The patient should be above the age of 35 to 40 years with a history of present or past smoking.

He should also present with the exacerbation symptoms such as increased frequency and severity of coughing with a change in color and thickness of the sputum, shortness of breath, and wheezing. In an exacerbation due to an infective cause, fever with chills is often present.

A history of exposure to a known cause or a risk factor will help to narrow down the diagnosis.

Chest x-ray

A chest x-ray will help to rule out other conditions and narrow down the diagnosis of a COPD exacerbation. This may or may not be conclusive.

  • Pulmonary embolism on chest X-ray will show an elevation of the diaphragm often with slight atelectasis (partial collapse or incomplete inflation of the lung) and a small unilateral pleural effusion.
  • Pneumonia chest X-ray will show lower lobe opacity with or without pleural effusion.
  • Pneumothorax on chest X-ray will show a collapsed lung with air in the pleural space indicated by black space.
  • A chest X-ray of an asthma patient typically is not of much diagnostic importance.
  • Chest X-ray in congestive heart failure will show an enlarged heart besides other signs.

The chest x-ray of a patient with acute COPD exacerbation will show an increased anteroposterior diameter, increased retrosternal airspace, flattening of the diaphragm, hyperinflation of the lungs, bullae, decreased lung markings, a narrow vertical heart, and the presence or absence of comorbidity.

Chest CT scan

The doctor may order a chest CT if the chest x-ray findings are inconclusive.

Pulse oximetry

Pulse oximetry will show hypoxemia — an abnormally low concentration of oxygen in the blood. This is done routinely outside the hospital.

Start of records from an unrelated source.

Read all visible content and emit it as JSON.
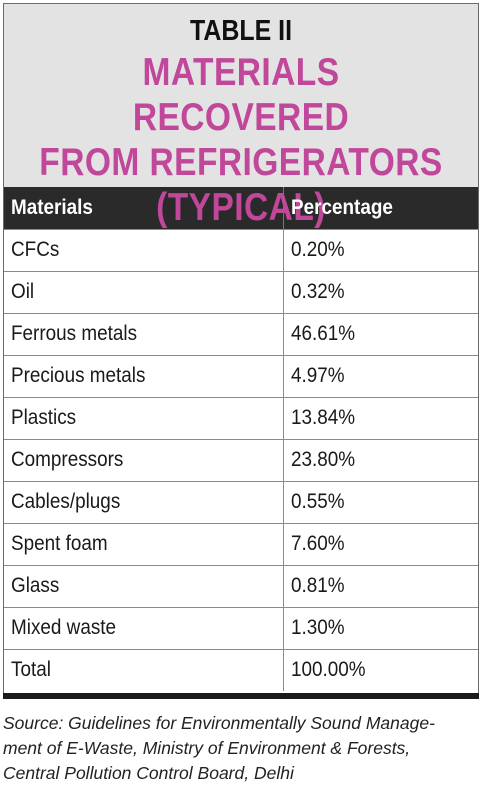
{
  "table": {
    "label": "TABLE II",
    "title_lines": [
      "MATERIALS RECOVERED",
      "FROM REFRIGERATORS",
      "(TYPICAL)"
    ],
    "title_color": "#c0479a",
    "header_bg": "#2a2a2a",
    "title_bg": "#e3e3e4",
    "columns": [
      "Materials",
      "Percentage"
    ],
    "rows": [
      {
        "material": "CFCs",
        "percentage": "0.20%"
      },
      {
        "material": "Oil",
        "percentage": "0.32%"
      },
      {
        "material": "Ferrous metals",
        "percentage": "46.61%"
      },
      {
        "material": "Precious metals",
        "percentage": "4.97%"
      },
      {
        "material": "Plastics",
        "percentage": "13.84%"
      },
      {
        "material": "Compressors",
        "percentage": "23.80%"
      },
      {
        "material": "Cables/plugs",
        "percentage": "0.55%"
      },
      {
        "material": "Spent foam",
        "percentage": "7.60%"
      },
      {
        "material": "Glass",
        "percentage": "0.81%"
      },
      {
        "material": "Mixed waste",
        "percentage": "1.30%"
      },
      {
        "material": "Total",
        "percentage": "100.00%"
      }
    ]
  },
  "source_lines": [
    "Source: Guidelines for Environmentally Sound Manage-",
    "ment of E-Waste, Ministry of Environment & Forests,",
    "Central Pollution Control Board, Delhi"
  ]
}
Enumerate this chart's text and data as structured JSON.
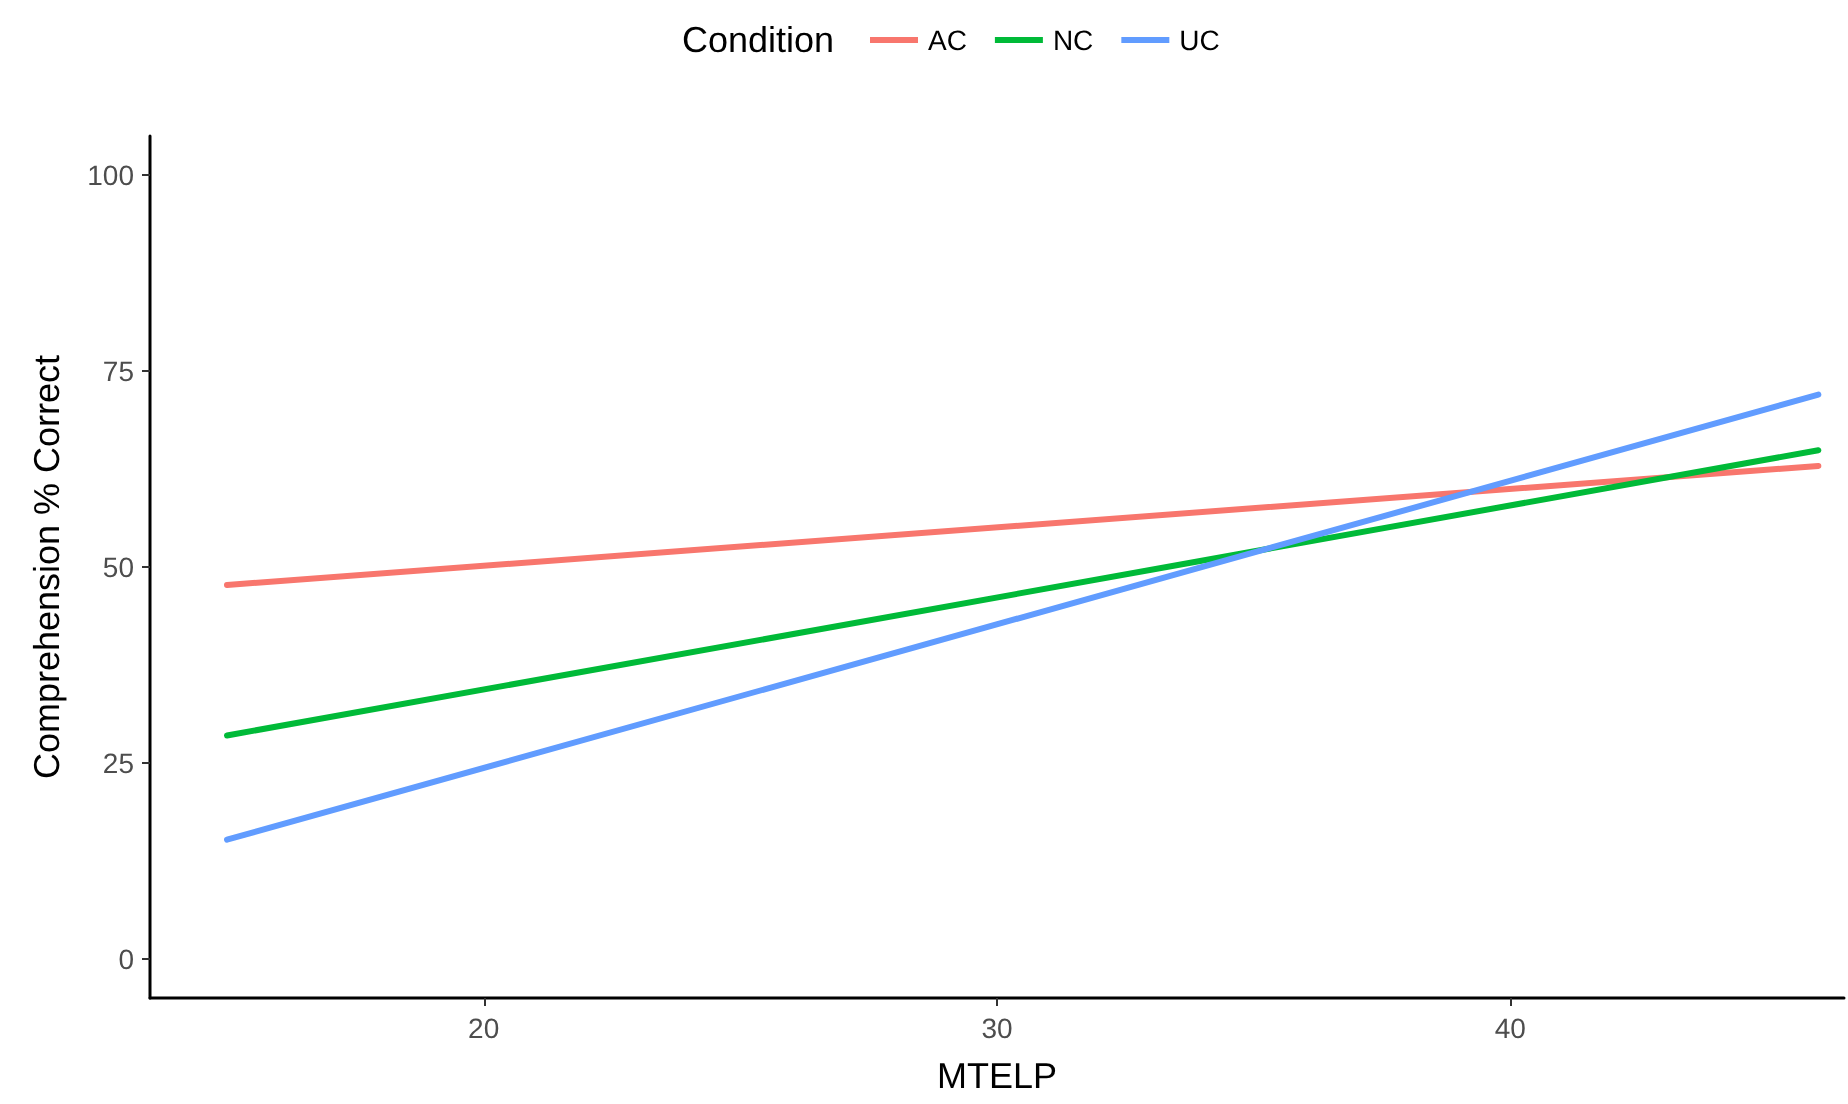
{
  "chart_data": {
    "type": "line",
    "xlabel": "MTELP",
    "ylabel": "Comprehension % Correct",
    "legend_title": "Condition",
    "x": [
      15,
      46
    ],
    "series": [
      {
        "name": "AC",
        "color": "#f8766d",
        "values": [
          47.7,
          62.9
        ]
      },
      {
        "name": "NC",
        "color": "#00ba38",
        "values": [
          28.5,
          64.9
        ]
      },
      {
        "name": "UC",
        "color": "#619cff",
        "values": [
          15.2,
          72.0
        ]
      }
    ],
    "xlim": [
      13.5,
      46.5
    ],
    "xticks": [
      20,
      30,
      40
    ],
    "ylim": [
      -5,
      105
    ],
    "yticks": [
      0,
      25,
      50,
      75,
      100
    ],
    "grid": false,
    "legend": "top",
    "marker": "none",
    "line_style": "solid"
  }
}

Spirometry or lung function tests will show the level of airflow obstruction and the stage of COPD. This is the most important criteria for COPD exacerbation diagnosis.

Sputum culture

A sputum gram stain and culture may be asked for in severe and infective cases to identify the responsible pathogen.

Arterial blood gas measurement (ABG)

ABG testing is done in patients with a moderate to severe acute exacerbation and will show:

  • Hypercarbia — abnormally elevated carbon dioxide (CO2) levels in the blood
  • Hypoxemia — an abnormally low concentration of oxygen in the blood.
  • Respiratory acidosis also called respiratory failure or ventilatory failure is a condition wherein when the lungs cannot remove all of the carbon dioxide from the blood due to impaired gas exchange. This causes the blood, to become too acidic

Complete blood count (CBC)

CBC will show

  • Anemia  — low hemoglobin count
  • Polycythemia  — a condition that results in an increased level of circulating red blood cells in the blood
  • Leucocytosis – increase in the white blood cells if the exacerbation is due to an infective cause

Other blood tests that may be asked for include

  • Renal function tests
  • Serum electrolytes

Both these tests are usually normal in an uncomplicated case of COPD exacerbation.

Cardiac troponin test

The troponin test will rule out any heart muscle injury.

Electrocardiography (ECG)

The doctor may order an ECG to rule out any cardiac comorbidity such as right ventricular hypertrophy, cardiac ischemia, and arrhythmias.